Contudo, o namoro, segundo Carlos et. al. (2010), pode ser analisado sob a perspectiva do amor confluente, proposta por Guiddens, que se baseia na “abertura de um em relação ao outro, tendo respaldo, sobretudo, na intimidade” (p. 5), configurando uma busca, não pela pessoa ideal, mas pelo relacionamento ideal. Tal concepção do amor, segundo os autores, está fundamentada numa maior igualdade entre os sexos, tal como pudemos observar nas falas de alguns dos garotos entrevistados, quando do relato de suas experiências de namoro.

Sobre o beijar

A fala de Lucas, apresentada anteriormente, faz menção à expressão “BV”, comum entre os jovens de hoje em dia, significando a “boca virgem”, ou seja, aquela pessoa que ainda não teve a experiência do primeiro beijo. Como foi possível identificar em algumas falas apresentadas até então, o beijo parece adquirir

importância no universo das relações afetivas entre os jovens, como podemos observar ainda na narrativa de Lucas:

Foi estranho [o primeiro beijo], não, foi bom, mas, se a menina não

tivesse me beijado, eu não tinha beijado ela… O primeiro beijo foi

muito mais tenso que a primeira vez, sei lá, eu tinha muito medo […]

Eu perdi [a virgindade do beijo] até bem tarde, eu perdi com uns 13, 14 anos, eu acho. Se alguém fala que foi tarde, eu falo que eu aproveitei a minha infância, não sou que nem essas crianças de hoje […] ah, e depois sua cabeça muda, depois que você perde o BV, sua

personalidade muda também…

(Lucas, 17 anos, 2º. EM, Integral)

O discurso de Lucas sugere a existência de uma expectativa em relação à experiência do primeiro beijo, o que nos possibilita depreender a importância atribuída a tal experiência enquanto significativa da própria transição característica da fase chamada adolescência.
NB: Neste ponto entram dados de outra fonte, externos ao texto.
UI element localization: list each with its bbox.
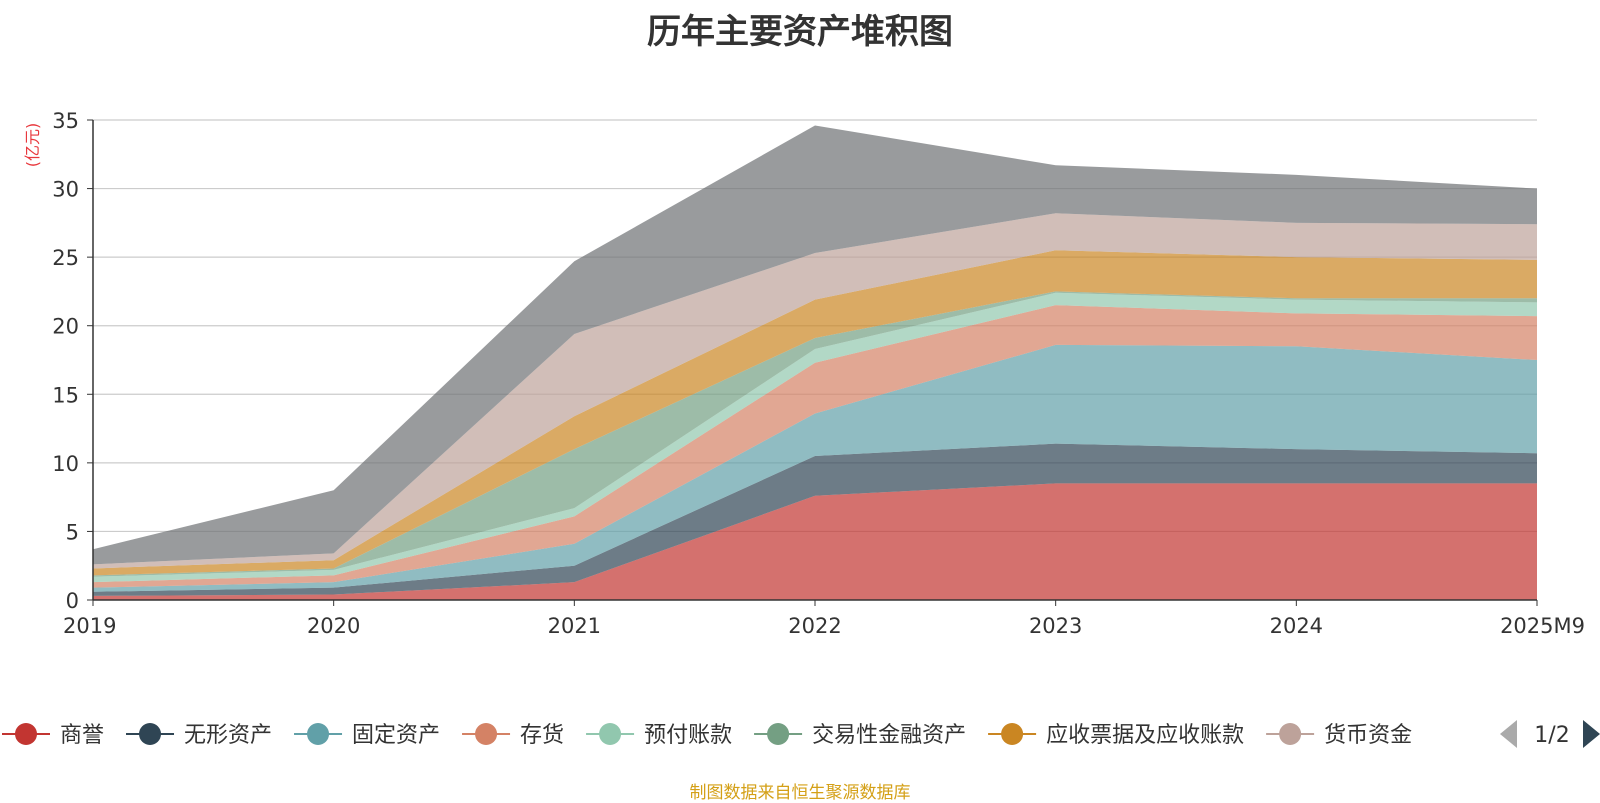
legend-label: 无形资产 [184, 723, 272, 748]
legend-marker-icon [475, 723, 498, 745]
x-tick-label: 2025M9 [1500, 614, 1585, 638]
legend-marker-icon [139, 723, 162, 745]
x-tick-label: 2020 [307, 614, 360, 638]
y-tick-label: 20 [52, 315, 79, 339]
area-series-2 [93, 344, 1537, 592]
area-series-7 [93, 213, 1537, 569]
legend-item-3[interactable]: 存货 [462, 723, 564, 748]
y-axis-label: (亿元) [23, 123, 42, 168]
legend-item-6[interactable]: 应收票据及应收账款 [988, 723, 1244, 748]
area-series-0 [93, 483, 1537, 600]
y-tick-label: 0 [66, 589, 79, 613]
legend-prev-icon[interactable] [1500, 720, 1517, 748]
area-series-group [93, 125, 1537, 600]
y-tick-label: 25 [52, 246, 79, 270]
legend-marker-icon [767, 723, 790, 745]
legend-next-icon[interactable] [1583, 720, 1600, 748]
y-tick-label: 30 [52, 178, 79, 202]
legend-label: 货币资金 [1324, 723, 1412, 748]
legend-label: 应收票据及应收账款 [1046, 723, 1244, 748]
legend-item-2[interactable]: 固定资产 [294, 723, 440, 748]
x-tick-label: 2019 [63, 614, 116, 638]
legend-label: 交易性金融资产 [812, 723, 966, 748]
axes: (亿元) 0 5 10 15 20 25 30 35 2019 2020 2021 2022 2023 2… [23, 109, 1585, 638]
legend-label: 商誉 [60, 723, 104, 748]
x-tick-label: 2024 [1270, 614, 1323, 638]
legend-item-7[interactable]: 货币资金 [1266, 723, 1412, 748]
x-tick-label: 2021 [548, 614, 601, 638]
legend: 商誉 无形资产 固定资产 存货 预付账款 交易性金融资产 应收票据及应收账款 货币资金 [2, 723, 1412, 748]
data-source-footer: 制图数据来自恒生聚源数据库 [689, 783, 911, 803]
area-series-4 [93, 292, 1537, 583]
x-tick-label: 2022 [788, 614, 841, 638]
legend-marker-icon [599, 723, 622, 745]
area-series-3 [93, 305, 1537, 588]
legend-item-5[interactable]: 交易性金融资产 [754, 723, 966, 748]
area-series-1 [93, 443, 1537, 596]
legend-label: 固定资产 [352, 723, 440, 748]
y-tick-label: 35 [52, 109, 79, 133]
x-tick-label: 2023 [1029, 614, 1082, 638]
y-tick-label: 10 [52, 452, 79, 476]
legend-item-1[interactable]: 无形资产 [126, 723, 272, 748]
legend-marker-icon [1001, 723, 1024, 745]
legend-label: 预付账款 [644, 723, 732, 748]
area-series-5 [93, 291, 1537, 577]
y-tick-label: 15 [52, 383, 79, 407]
legend-marker-icon [307, 723, 330, 745]
legend-page-indicator: 1/2 [1534, 723, 1569, 748]
chart-title: 历年主要资产堆积图 [647, 12, 953, 52]
legend-item-0[interactable]: 商誉 [2, 723, 104, 748]
area-series-6 [93, 250, 1537, 576]
legend-marker-icon [15, 723, 37, 745]
y-tick-label: 5 [66, 520, 79, 544]
legend-pager: 1/2 [1500, 720, 1600, 748]
legend-label: 存货 [520, 723, 564, 748]
area-series-8 [93, 125, 1537, 565]
legend-item-4[interactable]: 预付账款 [586, 723, 732, 748]
legend-marker-icon [1279, 723, 1302, 745]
Para esse garoto, a experiência do primeiro beijo parece assemelhar-se à experiência da primeira relação sexual, implicando o lugar de importância que tais momentos vêm assumindo no discurso dos garotos, o que costumava ocorrer de modo mais significativo entre as meninas.

Porém, se para alguns garotos tais momentos se fazem importantes, para outros, como é possível perceber a partir das narrativas de Pedro Paulo e Gabriel, esses momentos não adquirem igual relevância:

- ah, a primeira [namorada], não lembro, nem sei quem foi a primeira,

(risos) não lembro… Faz tempo! Ah, falar pra você, com 12, 13, eu já…

- Mas, era só namorinho, ou já tava…? - Ah… (risos) já tava transando.

(Pedro Paulo, 19 anos, autônomo, EF incompleto)

- Primeira vez, [que beijou] nossa! Acho que eu tinha uns 11 anos… A

mina já tinha uns 15 já […] Comecei cedo… Fora as amiga da minha

irmã que ia lá, ainda.

- e o que rolava com as amiga da sua irmã?

- Ah, passada de mão, só… uns beijo, pouca coisa, nem sabia beija

direito […] é que você começa novo. Molecadinha, na rua, se você fica

o dia inteiro na rua você aprende muita coisa, ouve muita coisa. (Gabriel, 15 anos, 1º. EM, Manhã)

As experiências descritas no discurso de Pedro Paulo têm um caráter inespecífico, sendo que ele refere não se lembrar do primeiro beijo, e, tampouco, da primeira relação sexual, o que possibilita uma compreensão de que há experiências e aprendizados que tanto antecedem, como se mesclam a esses momentos

determinados, o que se aproxima das experiências descritas no discurso de Gabriel ao referir-se às amigas da irmã. Este último, portanto, traz à tona experiências costumeiras entre alguns meninos no que se refere ao aprendizado da sexualidade, como espécies de brincadeiras de conotação sexual, que podem envolver beijos, abraços e carícias, trocadas geralmente com meninas que frequentem os mesmos ambientes, seja a escola ou a própria casa do garoto, tal como as amigas da irmã, supracitadas. Tal interpretação vai ao encontro do discutido por Olavarría (1999), quando afirma que esse tipo de jogo, que envolve o aprendizado da sexualidade na adolescência pode ser dar, não somente com namoradas, mas pessoas próximas, como amigas ou mesmo vizinhas.

Assim, podemos observar que, num contexto de transição, de busca por experiências significativas de passagem a uma etapa posterior, algumas dessas experiências podem ocorrer de forma lúdica, em que jogos típicos de uma fase de experimentação do próprio corpo, e da relação com o outro, são comuns, propiciando um rito de passagem, sem valor específico nele mesmo, ou seja, uma iniciação não tão demarcada ao mundo dos relacionamentos afetivo-sexuais.